Do students benefit from being surrounded by high achievers at college?
Does the social environment at college determine students’ achievement? A recent study shows that exposure to high achievers during the first week at college can lead to lower course grades and higher dropout rates among academically weaker students. This finding shows that the social environment plays a key role in the transition to college life.
By Petra Thiemann
Successfully obtaining a university degree increases people’s earnings over the life course (Oreopoulos and Petronijevic, 2013). Finishing university education, however, is a challenge for many students. In OECD countries, for instance, about a quarter of the students who start a tertiary degree (college or university) never finish it (OECD, 2019). Not only the students’ skill level but also their social environment is key to succeeding at college (Tinto, 1975). Friends and study partners are a major part of this social environment.
But which types of friends and study partners help or hinder a successful start into postsecondary education? Shall students surround themselves with high achievers, or rather stay together with those students who are at the same ability level? On the one hand, high achieving peers could help students’ progress as they share their knowledge and skills. On the other hand, being surrounded by high achievers can discourage those who are less confident (Rogers and Feller, 2016). The present study (Thiemann, 2022) seeks answers to the question of whether exposure to high achievers matters during tertiary education, and for whom.

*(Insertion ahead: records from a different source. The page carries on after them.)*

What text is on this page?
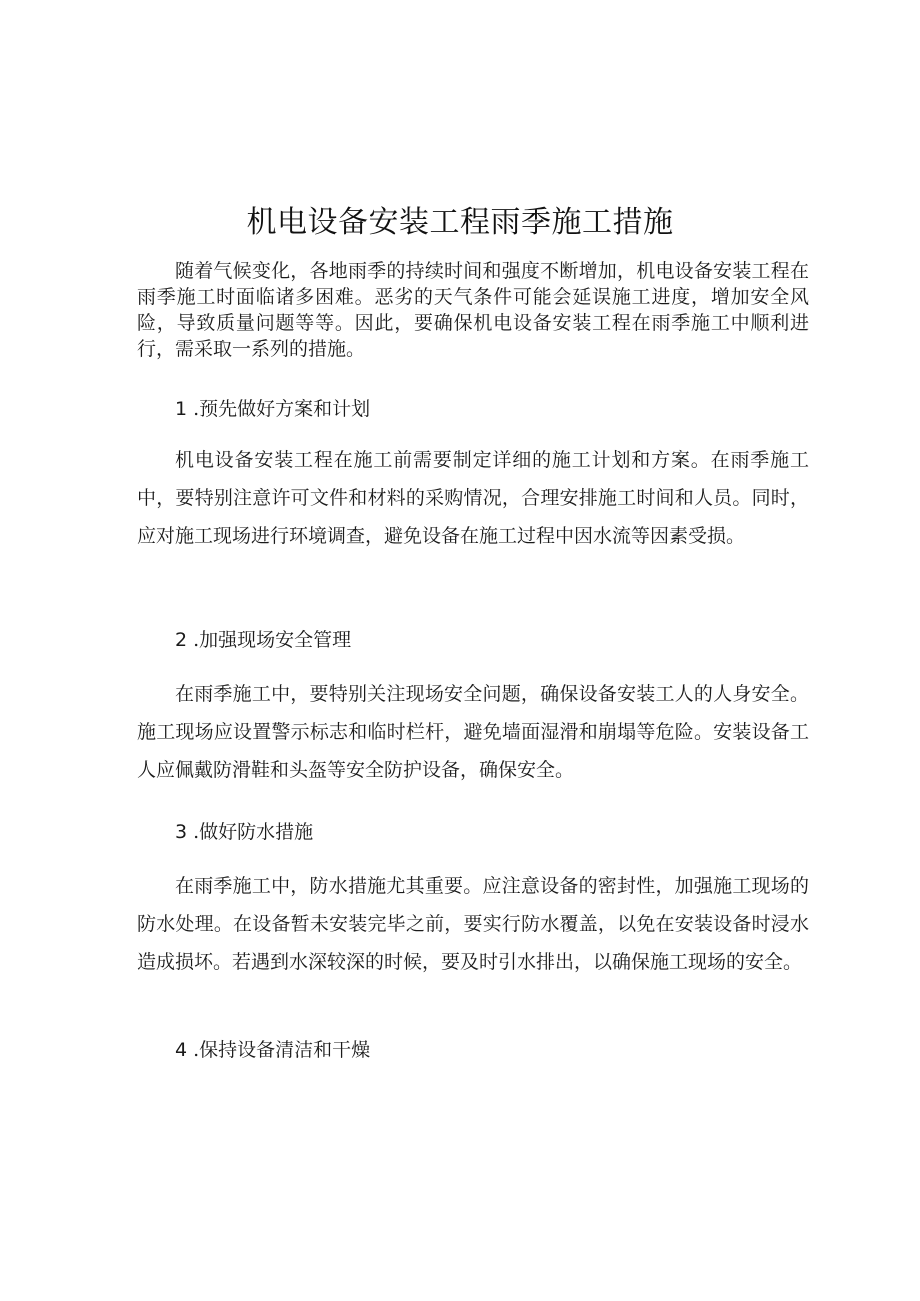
机电设备安装工程雨季施工措施

随着气候变化，各地雨季的持续时间和强度不断增加，机电设备安装工程在雨季施工时面临诸多困难。恶劣的天气条件可能会延误施工进度，增加安全风险，导致质量问题等等。因此，要确保机电设备安装工程在雨季施工中顺利进行，需采取一系列的措施。

1 .预先做好方案和计划

机电设备安装工程在施工前需要制定详细的施工计划和方案。在雨季施工中，要特别注意许可文件和材料的采购情况，合理安排施工时间和人员。同时，应对施工现场进行环境调查，避免设备在施工过程中因水流等因素受损。

2 .加强现场安全管理

在雨季施工中，要特别关注现场安全问题，确保设备安装工人的人身安全。施工现场应设置警示标志和临时栏杆，避免墙面湿滑和崩塌等危险。安装设备工人应佩戴防滑鞋和头盔等安全防护设备，确保安全。

3 .做好防水措施

在雨季施工中，防水措施尤其重要。应注意设备的密封性，加强施工现场的防水处理。在设备暂未安装完毕之前，要实行防水覆盖，以免在安装设备时浸水造成损坏。若遇到水深较深的时候，要及时引水排出，以确保施工现场的安全。

4 .保持设备清洁和干燥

The study investigates peer groups that were formed as part of a freshmen week at a Swiss university. Such freshmen groups spend a whole week together, engaging in group work, and touring the campus. The students easily form new friendships and study partnerships within the group. The setup is also compelling for another reason: the students are randomly assigned to the freshmen groups. This means that some students, just by chance, will end up with groups that have many high achievers, whereas other students end up in groups with few or no high achievers. In the study, students are classified as “high achiever” or “academically weaker student” based on background characteristics that predict future college achievement. For instance, having passed a selective admissions test is a predictor for high achievement, and having a foreign mother tongue is a risk-factor for low achievement. (Similar results ensue when classifying students based on their high-school grades). The study investigates whether the experience of having high achievers in one’s freshmen group impacts student performance, including dropout, course grades, major choice, and time to graduation.
The study finds that exposure to high achievers in a freshmen group, overall, has adverse effects on weaker students’ performance. Those who are exposed to larger shares of high achievers obtain lower course grades on average and are more likely to drop out during the first year at university. These effects materialize already in the first four months of their studies. Students who are themselves high achievers, however, are not strongly affected by having either high- or low-achieving peers.
The transition from high school to college is difficult – especially for students who are disadvantaged in terms of skills or socio-economic background. This study demonstrates that universities shall not disregard the social environment when trying to smooth the transition to college. Even small interventions at the onset of university education can do good or harm, depending on how they are set up. While trying to mix students might be well-intended, it could also be advantageous to bring students into contact with peers who have similar backgrounds and skill levels. As an avenue for further research, one may ask: how can universities create social environments that make students thrive?
This study has received ethical approval by the data representative at the University of St. Gallen, Switzerland. Only anonymized data has been used.
OECD (2019), Education at a Glance 2019: OECD Indicators, OECD Publishing, Paris.
Philip Oreopoulos & Uros Petronijevic, 2013. "Making College Worth It: A Review of the Returns to Higher Education," The Future of Children, vol 23(1), pages 41-65.
Rogers, T., & Feller, A. (2016). Discouraged by peer excellence: Exposure to exemplary peer performance causes quitting. Psychological science, 27(3), 365-374.
Thiemann, P. (2022). The persistent effects of short-term peer groups on performance: Evidence from a natural experiment in higher education. Management Science, 68(2), 1131-1148.
Tinto, V. (1975) Dropout from higher education: A theoretical synthesis of recent research, Review of Educational Research, 45(1), 89–125.